Two More Articles Looking at the "Facts" Cited by Fracktivists

First, a guest column for Forbes which was written by attorney Colin Harris.

Mark Twain said “never let the truth stand in the way of a good story.” A common hydraulic fracturing narrative is that the technology pollutes water supplies. The story goes that fracturing is a mysterious and untested practice, that fracturing fluids are a secret, “chemical cocktail,” that there are innumerable incidents of aquifer and drinking water contamination, resulting even in tap water catching fire, and that “Big Oil” has pressured Congress into exempting the technology from any environmental laws.Fracturing proponents have struggled to gain the high ground in the debate on water quality, even as they debunked the myths time and again with facts and data. Fortunately, the groundwater issue may be losing traction, at least concerning some high-profile cases where the regulators recently have retracted allegations or reconsidered data.  The truth is not as exciting. Hydraulic fracturing involves the injection of fluid consisting of approximately 99.5% water and sand (the rest consists of common industrial or even household chemicals or materials) through wells constructed with protective casing and cement, into producing shale formations. The formations are thousands of feet below drinking water aquifers, separated by impervious rock. While the technology has evolved and is used more frequently, fracturing is not new, is heavily regulated at the state level, and enjoys no blanket exemption from environmental laws. There is no credible data indicating that fracturing of shale formations has ever contaminated drinking water.
This is why the thrust of the manufactured narrative that fracturing is a menace to the environment is now shifting to air quality. The time is now to separate fact from fiction in the public consciousness, and to demand transparency on the part of those who oppose fracturing and would have it banned or regulated into oblivion.

Read the rest of the column here.

Next, a letter from a man named John Krohn to the Times Union in New York, which was in response to a previous letter containing typical fracktivist claims.

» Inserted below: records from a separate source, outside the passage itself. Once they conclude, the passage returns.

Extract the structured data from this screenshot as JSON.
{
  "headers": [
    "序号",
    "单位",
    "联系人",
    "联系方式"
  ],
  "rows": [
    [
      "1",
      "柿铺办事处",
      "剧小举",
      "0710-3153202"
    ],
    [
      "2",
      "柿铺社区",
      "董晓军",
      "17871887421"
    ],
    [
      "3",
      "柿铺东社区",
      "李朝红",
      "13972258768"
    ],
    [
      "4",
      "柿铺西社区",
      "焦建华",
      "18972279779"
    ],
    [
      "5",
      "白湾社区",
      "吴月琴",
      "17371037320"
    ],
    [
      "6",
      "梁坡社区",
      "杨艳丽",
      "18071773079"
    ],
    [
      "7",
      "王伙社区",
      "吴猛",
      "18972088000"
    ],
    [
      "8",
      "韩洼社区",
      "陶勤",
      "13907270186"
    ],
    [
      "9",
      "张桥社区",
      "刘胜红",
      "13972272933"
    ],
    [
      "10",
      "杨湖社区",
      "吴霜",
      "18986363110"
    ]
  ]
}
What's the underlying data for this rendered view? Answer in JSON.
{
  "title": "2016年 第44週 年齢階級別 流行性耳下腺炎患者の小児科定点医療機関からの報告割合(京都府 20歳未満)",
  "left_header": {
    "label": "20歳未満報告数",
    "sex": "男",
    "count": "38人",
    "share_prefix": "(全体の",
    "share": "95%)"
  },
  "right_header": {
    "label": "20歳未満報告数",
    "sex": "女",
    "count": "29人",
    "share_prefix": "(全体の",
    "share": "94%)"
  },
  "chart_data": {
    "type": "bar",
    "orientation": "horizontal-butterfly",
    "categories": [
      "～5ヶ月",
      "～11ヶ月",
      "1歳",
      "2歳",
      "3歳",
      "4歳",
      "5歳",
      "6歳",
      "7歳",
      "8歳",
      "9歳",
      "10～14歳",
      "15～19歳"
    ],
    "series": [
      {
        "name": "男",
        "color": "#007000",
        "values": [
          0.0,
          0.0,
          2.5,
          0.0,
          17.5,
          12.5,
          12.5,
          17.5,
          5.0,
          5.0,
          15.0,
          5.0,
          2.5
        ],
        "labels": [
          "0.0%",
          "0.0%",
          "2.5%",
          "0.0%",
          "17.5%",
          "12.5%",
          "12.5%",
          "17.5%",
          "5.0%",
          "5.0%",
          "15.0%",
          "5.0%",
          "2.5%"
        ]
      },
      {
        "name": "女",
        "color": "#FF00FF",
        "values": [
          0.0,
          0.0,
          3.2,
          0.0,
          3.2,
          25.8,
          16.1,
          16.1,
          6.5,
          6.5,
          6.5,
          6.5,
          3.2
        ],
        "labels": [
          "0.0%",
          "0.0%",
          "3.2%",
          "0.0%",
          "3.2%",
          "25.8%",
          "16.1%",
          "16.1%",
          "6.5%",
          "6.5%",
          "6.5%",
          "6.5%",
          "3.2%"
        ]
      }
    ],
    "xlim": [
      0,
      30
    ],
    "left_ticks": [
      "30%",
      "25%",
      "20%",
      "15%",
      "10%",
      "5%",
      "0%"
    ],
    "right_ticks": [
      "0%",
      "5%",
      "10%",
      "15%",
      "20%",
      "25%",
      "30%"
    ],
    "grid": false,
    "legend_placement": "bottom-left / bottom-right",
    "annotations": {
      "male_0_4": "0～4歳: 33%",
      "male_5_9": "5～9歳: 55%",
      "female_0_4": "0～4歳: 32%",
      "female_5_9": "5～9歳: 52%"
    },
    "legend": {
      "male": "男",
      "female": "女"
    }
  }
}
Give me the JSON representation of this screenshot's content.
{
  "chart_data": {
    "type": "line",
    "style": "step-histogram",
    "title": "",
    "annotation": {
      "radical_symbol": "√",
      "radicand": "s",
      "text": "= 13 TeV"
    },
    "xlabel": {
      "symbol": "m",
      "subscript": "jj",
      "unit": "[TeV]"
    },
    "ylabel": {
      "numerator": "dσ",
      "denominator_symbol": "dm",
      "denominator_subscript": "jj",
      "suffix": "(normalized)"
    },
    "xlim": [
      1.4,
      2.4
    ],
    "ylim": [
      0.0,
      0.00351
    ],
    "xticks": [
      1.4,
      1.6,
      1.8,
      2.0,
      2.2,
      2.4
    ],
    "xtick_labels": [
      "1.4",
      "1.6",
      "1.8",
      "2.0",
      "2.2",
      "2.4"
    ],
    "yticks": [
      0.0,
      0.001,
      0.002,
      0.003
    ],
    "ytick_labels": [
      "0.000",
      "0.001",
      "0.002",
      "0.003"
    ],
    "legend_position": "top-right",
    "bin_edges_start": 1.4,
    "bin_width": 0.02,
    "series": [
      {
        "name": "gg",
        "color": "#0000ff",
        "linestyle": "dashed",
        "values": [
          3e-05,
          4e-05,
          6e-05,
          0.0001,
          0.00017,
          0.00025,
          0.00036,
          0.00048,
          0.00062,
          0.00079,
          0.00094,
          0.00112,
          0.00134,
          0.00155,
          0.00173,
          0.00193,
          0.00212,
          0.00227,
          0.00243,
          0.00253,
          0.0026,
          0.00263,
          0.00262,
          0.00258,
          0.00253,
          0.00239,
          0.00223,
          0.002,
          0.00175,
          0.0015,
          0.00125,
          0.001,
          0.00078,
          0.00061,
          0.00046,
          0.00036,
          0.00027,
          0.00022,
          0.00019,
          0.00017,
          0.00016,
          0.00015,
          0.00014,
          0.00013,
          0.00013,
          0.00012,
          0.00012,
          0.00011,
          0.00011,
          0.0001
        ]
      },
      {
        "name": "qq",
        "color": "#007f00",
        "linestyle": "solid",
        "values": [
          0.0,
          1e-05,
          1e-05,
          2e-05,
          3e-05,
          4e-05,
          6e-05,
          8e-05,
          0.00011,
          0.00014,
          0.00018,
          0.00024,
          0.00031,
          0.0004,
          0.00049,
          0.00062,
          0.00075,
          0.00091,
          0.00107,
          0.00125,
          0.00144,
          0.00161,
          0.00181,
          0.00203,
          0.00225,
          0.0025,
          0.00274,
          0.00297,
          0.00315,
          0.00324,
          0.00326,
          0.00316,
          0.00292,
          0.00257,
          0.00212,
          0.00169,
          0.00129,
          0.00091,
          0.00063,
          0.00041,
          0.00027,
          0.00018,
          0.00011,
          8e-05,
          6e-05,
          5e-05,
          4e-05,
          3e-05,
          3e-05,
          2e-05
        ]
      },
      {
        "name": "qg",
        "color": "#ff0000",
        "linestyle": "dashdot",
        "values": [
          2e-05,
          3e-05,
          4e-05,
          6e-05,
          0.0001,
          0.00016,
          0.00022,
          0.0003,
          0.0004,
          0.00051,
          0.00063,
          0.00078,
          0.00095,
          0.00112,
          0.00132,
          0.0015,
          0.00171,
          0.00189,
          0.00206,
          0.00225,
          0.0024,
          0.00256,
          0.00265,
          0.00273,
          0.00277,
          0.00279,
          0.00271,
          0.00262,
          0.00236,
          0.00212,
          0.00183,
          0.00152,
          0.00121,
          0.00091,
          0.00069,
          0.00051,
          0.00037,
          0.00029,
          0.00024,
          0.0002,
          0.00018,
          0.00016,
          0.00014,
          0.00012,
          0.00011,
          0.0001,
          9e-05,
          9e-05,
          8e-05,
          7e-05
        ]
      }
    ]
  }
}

In "Fracking hazardous to New Yorkers' health" (April 24). Sandra Steingraber makes some extreme claims about hydraulic fracturing.
The author declares hydraulic fracturing will ruin our air for pregnant mothers, children and innocent grandparents without citing a single source.
On the same day Ms. Steingraber made these claims, the American Lung Association released a report on our nation's air quality. The study found North Dakota's air quality among the nation's best. The state is home to more than 6,500 oil and natural gas wells developed and fractured in just the past few years.
Ms. Steingraber also referenced a Colorado School of Public Health study that used flawed assumptions and committed gross errors in reaching its findings. One example: The study relied on samples taken a mile from a major interstate. The U.S. Environmental Protection Agency notes that automobiles are one of the largest sources of harmful emissions such as benzene. As a result, the study was criticized by the Colorado Department of Public Health and Environment and scuttled by the Garfield County Board of Commissioners.
Contrary to Ms. Steingraber's claims, a recent Bloomberg article noted greenhouse-gas emissions are expected to decline through the end of the decade thanks to natural gas use in power generation. This is helping achieve the goals of recent ill-fated cap-and-trade legislation. This is an environmental success story, not the horror story Steingraber is hoping to promote.